Financiële ondersteuning
Om gezinnen met kinderen een levensstandaard te bieden die vergelijkbaar is met die van gezinnen zonder kinderen, is een (gedeeltelijke) tussenkomst in de opvoedingskosten van kinderen gerechtvaardigd. Met de zesde staatshervorming krijgt Vlaanderen een aantal instrumenten in handen om op dit vlak een volwaardig beleid te voeren. Een universeel systeem op basis van het recht van het kind, met een onvoorwaardelijke basistegemoetkoming voor elk kind in de vorm van een vast basisbedrag, kan zorgen voor stevig draagvlak. Gezinnen met minder middelen hebben het echter moeilijker om de kinderkosten te dragen dan gezinnen met meer middelen. Om echt het verschil te maken moet een Vlaams gezinsbeleid de beschikbare financiële middelen gerichter durven inzetten in de strijd tegen kinderarmoede, bijvoorbeeld via een toeslag die gekoppeld is aan de financiële draagkracht van gezinnen. Uit wetenschappelijke evidentie van onder andere het Centrum voor Sociaal Beleid en de RKW blijkt dat kinderbijslagen hiervoor een effectief instrument zijn. Daarnaast is er onderzoek nodig naar de wijze waarop afstemming tussen bijslagen, toelagen en kortingsregimes allerhande kan helpen om de doelmatigheid te vergroten. Bij de uitwerking van het Vlaamse systeem moet dan ook rekening gehouden worden met selectiviteit in onder andere fiscaliteit, wonen, onderwijs, kinderopvang, vrije tijd en uitkeringen, zodat middelen rechtvaardig en effectief kunnen ingezet worden. 2
De nieuwe kinderopvang: stilaan uit de steigers De transitie voltooien – Het verderzetten van de transitie in de kinderopvang van baby’s en peuters wordt ook voor de volgende legislatuur een belangrijke uitdaging. Om de doelstellingen van het nieuwe decreet te realiseren zullen onder andere bijkomende middelen nodig zijn voor de uitbreiding van het aantal plaatsen (waaronder de plaatsen met inkomenstarief en plaatsen met ondersteuning voor kwetsbare gezinnen) en voor voldoende subsidiëring in functie van het behoud van bestaande opvang. Opvangvoorzieningen versterken – Met een beter kwaliteitsbeleid en meer pedagogische ondersteuning willen we de sector inhoudelijk versterken. Om gezinnen kwaliteitsvolle kinderopvang te kunnen bieden is een volgehouden investering nodig in de kind-begeleiderratio en het verbeteren van de competenties van medewerkers (o.a. via kwalificerende trajecten), op termijn aan te vullen met een duurzaam personeelsbeleid dat aandacht heeft voor o.a. verloning, zelfreflectie en werkplekleren.
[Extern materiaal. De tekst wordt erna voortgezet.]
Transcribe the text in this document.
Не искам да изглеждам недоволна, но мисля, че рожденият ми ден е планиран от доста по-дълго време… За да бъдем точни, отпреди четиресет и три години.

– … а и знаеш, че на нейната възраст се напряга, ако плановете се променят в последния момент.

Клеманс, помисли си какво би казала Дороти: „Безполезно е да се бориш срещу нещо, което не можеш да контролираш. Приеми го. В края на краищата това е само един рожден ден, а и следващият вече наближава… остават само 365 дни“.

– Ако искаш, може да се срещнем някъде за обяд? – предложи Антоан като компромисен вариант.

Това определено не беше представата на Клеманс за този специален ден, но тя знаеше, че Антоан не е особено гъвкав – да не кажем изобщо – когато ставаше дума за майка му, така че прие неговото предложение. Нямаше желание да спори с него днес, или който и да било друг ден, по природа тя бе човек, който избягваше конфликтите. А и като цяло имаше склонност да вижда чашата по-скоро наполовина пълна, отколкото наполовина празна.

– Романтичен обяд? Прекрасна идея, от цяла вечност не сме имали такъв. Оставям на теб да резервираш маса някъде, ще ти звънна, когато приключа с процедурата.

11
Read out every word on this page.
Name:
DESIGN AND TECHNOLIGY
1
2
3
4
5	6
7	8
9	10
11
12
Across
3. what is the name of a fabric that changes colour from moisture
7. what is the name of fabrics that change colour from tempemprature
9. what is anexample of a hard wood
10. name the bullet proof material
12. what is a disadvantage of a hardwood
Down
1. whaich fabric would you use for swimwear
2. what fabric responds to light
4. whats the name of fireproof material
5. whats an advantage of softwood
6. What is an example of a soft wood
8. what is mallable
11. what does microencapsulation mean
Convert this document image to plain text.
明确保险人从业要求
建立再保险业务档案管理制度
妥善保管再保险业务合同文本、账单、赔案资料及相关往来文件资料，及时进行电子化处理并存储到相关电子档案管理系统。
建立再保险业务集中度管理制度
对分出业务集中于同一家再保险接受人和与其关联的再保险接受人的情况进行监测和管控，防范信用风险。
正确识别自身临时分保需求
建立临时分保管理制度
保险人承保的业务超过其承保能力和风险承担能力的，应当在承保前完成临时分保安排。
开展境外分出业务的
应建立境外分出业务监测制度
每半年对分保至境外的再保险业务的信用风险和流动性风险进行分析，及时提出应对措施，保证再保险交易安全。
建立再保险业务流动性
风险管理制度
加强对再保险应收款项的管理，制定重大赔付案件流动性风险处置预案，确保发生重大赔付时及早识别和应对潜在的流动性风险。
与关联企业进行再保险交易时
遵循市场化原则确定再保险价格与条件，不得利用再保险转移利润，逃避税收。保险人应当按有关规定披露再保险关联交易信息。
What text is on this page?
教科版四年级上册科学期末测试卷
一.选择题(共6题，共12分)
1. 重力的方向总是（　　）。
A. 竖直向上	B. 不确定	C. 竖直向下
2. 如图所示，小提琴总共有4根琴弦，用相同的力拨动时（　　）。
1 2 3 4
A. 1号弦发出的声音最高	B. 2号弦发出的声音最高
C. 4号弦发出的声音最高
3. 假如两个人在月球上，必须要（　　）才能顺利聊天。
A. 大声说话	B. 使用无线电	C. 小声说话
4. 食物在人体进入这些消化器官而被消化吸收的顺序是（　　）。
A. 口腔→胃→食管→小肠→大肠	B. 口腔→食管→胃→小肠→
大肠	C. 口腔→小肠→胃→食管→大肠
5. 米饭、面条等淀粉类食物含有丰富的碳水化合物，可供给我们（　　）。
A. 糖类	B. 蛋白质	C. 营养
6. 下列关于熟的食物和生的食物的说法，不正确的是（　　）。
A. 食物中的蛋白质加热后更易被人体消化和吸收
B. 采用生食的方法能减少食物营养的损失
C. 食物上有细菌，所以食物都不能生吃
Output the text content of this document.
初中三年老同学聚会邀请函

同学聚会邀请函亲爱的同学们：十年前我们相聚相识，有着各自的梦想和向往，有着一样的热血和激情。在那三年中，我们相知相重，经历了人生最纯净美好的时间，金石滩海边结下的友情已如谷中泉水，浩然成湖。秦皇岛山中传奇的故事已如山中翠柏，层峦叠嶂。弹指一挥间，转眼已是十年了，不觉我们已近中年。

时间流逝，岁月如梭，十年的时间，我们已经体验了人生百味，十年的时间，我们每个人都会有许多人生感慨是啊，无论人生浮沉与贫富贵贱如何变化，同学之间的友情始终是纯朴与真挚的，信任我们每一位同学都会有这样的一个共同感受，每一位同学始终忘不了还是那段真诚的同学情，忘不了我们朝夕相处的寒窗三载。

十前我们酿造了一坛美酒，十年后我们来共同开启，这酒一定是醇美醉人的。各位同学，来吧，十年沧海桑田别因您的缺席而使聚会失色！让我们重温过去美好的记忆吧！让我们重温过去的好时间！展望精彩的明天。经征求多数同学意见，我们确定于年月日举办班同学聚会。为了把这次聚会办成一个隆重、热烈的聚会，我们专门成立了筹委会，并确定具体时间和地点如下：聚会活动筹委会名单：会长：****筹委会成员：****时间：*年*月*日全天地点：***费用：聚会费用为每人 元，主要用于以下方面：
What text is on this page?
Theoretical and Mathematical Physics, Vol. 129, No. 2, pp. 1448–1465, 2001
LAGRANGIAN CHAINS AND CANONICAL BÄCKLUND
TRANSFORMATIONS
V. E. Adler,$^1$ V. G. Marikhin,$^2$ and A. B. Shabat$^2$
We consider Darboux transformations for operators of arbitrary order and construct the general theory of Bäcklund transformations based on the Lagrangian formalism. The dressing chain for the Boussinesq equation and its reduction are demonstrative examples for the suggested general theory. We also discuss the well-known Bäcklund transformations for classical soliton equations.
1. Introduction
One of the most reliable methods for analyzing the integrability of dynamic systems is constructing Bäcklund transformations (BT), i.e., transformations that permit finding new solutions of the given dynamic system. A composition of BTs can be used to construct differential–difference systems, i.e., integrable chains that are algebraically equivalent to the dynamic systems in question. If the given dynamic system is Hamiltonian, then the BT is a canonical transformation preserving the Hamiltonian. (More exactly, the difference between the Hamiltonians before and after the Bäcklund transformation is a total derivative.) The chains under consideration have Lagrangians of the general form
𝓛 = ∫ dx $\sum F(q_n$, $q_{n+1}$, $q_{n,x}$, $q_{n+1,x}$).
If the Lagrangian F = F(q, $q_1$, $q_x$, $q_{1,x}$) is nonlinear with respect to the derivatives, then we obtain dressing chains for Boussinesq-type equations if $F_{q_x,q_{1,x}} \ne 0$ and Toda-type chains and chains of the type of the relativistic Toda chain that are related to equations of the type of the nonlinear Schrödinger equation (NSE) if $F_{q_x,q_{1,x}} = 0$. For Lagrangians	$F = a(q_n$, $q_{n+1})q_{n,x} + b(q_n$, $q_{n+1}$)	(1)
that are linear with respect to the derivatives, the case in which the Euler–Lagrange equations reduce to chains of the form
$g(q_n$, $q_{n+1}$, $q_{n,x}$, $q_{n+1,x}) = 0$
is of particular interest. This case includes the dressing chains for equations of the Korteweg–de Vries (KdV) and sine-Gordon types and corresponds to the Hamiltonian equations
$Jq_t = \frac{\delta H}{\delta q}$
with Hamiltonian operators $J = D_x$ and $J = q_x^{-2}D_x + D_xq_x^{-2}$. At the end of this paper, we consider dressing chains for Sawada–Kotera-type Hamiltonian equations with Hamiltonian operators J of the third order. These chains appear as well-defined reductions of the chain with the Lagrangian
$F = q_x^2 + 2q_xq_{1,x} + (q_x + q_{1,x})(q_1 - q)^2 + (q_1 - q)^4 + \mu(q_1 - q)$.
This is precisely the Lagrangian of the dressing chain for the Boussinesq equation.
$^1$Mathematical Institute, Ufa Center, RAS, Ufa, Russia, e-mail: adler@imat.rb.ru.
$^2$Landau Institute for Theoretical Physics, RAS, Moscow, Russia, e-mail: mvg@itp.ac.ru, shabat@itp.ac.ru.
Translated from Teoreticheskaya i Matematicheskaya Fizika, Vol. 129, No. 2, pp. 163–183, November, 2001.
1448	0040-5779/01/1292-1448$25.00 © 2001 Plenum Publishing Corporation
Tegelijk moet er oog zijn voor het versterken van het ondernemerschap in de sector en voor de financiële leefbaarheid van de organisatoren kinderopvang, zodat zij in staat zijn gezinnen doorheen alle veranderingen continuïteit te bieden. In 2015 start een proefproject om een werknemersstatuut te voorzien voor onthaalouders. Een werknemersstatuut betekent voor onthaalouders een betere sociaalrechtelijke bescherming en meer inkomenszekerheid.
3
Ouders ondersteunen – De verdere uitbreiding van het opvangaanbod voor baby’s en peuters en het ondersteunen van de zoektocht naar kinderopvang moeten er samen met de opstart en de versterking van de Lokale Loketten Kinderopvang voor zorgen dat ouders eenvoudiger en sneller opvang vinden. Baby’s en peuters opvang bieden van de bovenste trap – Het aandeel kinderen in kansarmoede blijft toenemen. Als we deze kinderen alle kansen willen geven, is het essentieel dat we tijdig in hun toekomst investeren: er is immers een grote consensus in de wetenschappelijke literatuur dat kwalitatieve kinderopvang voor kinderen in armoede een belangrijk verschil kan maken. Het nieuwe decreet kinderopvang voor baby’s en peuters biedt hiervoor gelukkig een aantal hefbomen. Voorzieningen worden gesubsidieerd via een getrapt systeem, waarbij de bovenste trap voorbehouden is voor kinderopvangvoorzieningen die extra opdrachten opnemen ter ondersteuning van kwetsbare gezinnen en de bestrijding van de armoede in gezinnen. Deze voorzieningen hanteren aangepaste voorrangsregels voor kwetsbare gezinnen en nemen een aantal specifieke opdrachten op, waarbij ze aansluiting zoeken met de gezinnen, de buurt en het lokale sociale gezinsbeleid. Een plussubsidie moet de voorzieningen op de hoogste subsidietrap de ruimte geven om hier extra op in te zetten. Tijdens de volgende legislatuur zal een kwalitatief en kwantitatief groeipad uitgewerkt moeten worden voor deze opvang met plussubsidie, rekening houdend met het aantal kinderen dat in een kansarm gezin geboren wordt. Tegelijk willen we ook de andere voorzieningen op de andere subsidietrappen blijven sensibiliseren over kwaliteit, toegankelijkheid en de sociale functie van kinderopvang.
Kinderopvang
Kinderopvang biedt gezinnen een ondersteuning bij het maken van hun keuzes voor de combinatie zorg-werkleven. We zetten daarom samen met de sector in op voldoende, kwaliteitsvolle en duurzame kinderopvang die voor iedereen toegankelijk en betaalbaar is. De doelstelling om zo’n aanbod stap voor stap verder te realiseren vormt de basis voor het decreet Kinderopvang van Baby’s en Peuters (zie kader) dat op 1 april 2014 in werking treedt. Daarnaast is het van groot belang dat ook de opvang van schoolkinderen verder wordt uitgebouwd; de volgende legislatuur willen we samen met de andere betrokken beleidsdomeinen (Onderwijs, Jeugd, Sport, Cultuur, Media en SociaalCultureel Werk afdeling jeugd) komen tot een nieuwe visie, vertaald in concrete aanbevelingen en beleidsopties. In de kinderopvang houdt ‘het verschil maken’ onder andere in dat we kinderopvang gericht op kwetsbare gezinnen inhoudelijk en financieel versterken en de uitbouw van kinderopvang stimuleren voor kinderen met een specifieke zorgbehoefte.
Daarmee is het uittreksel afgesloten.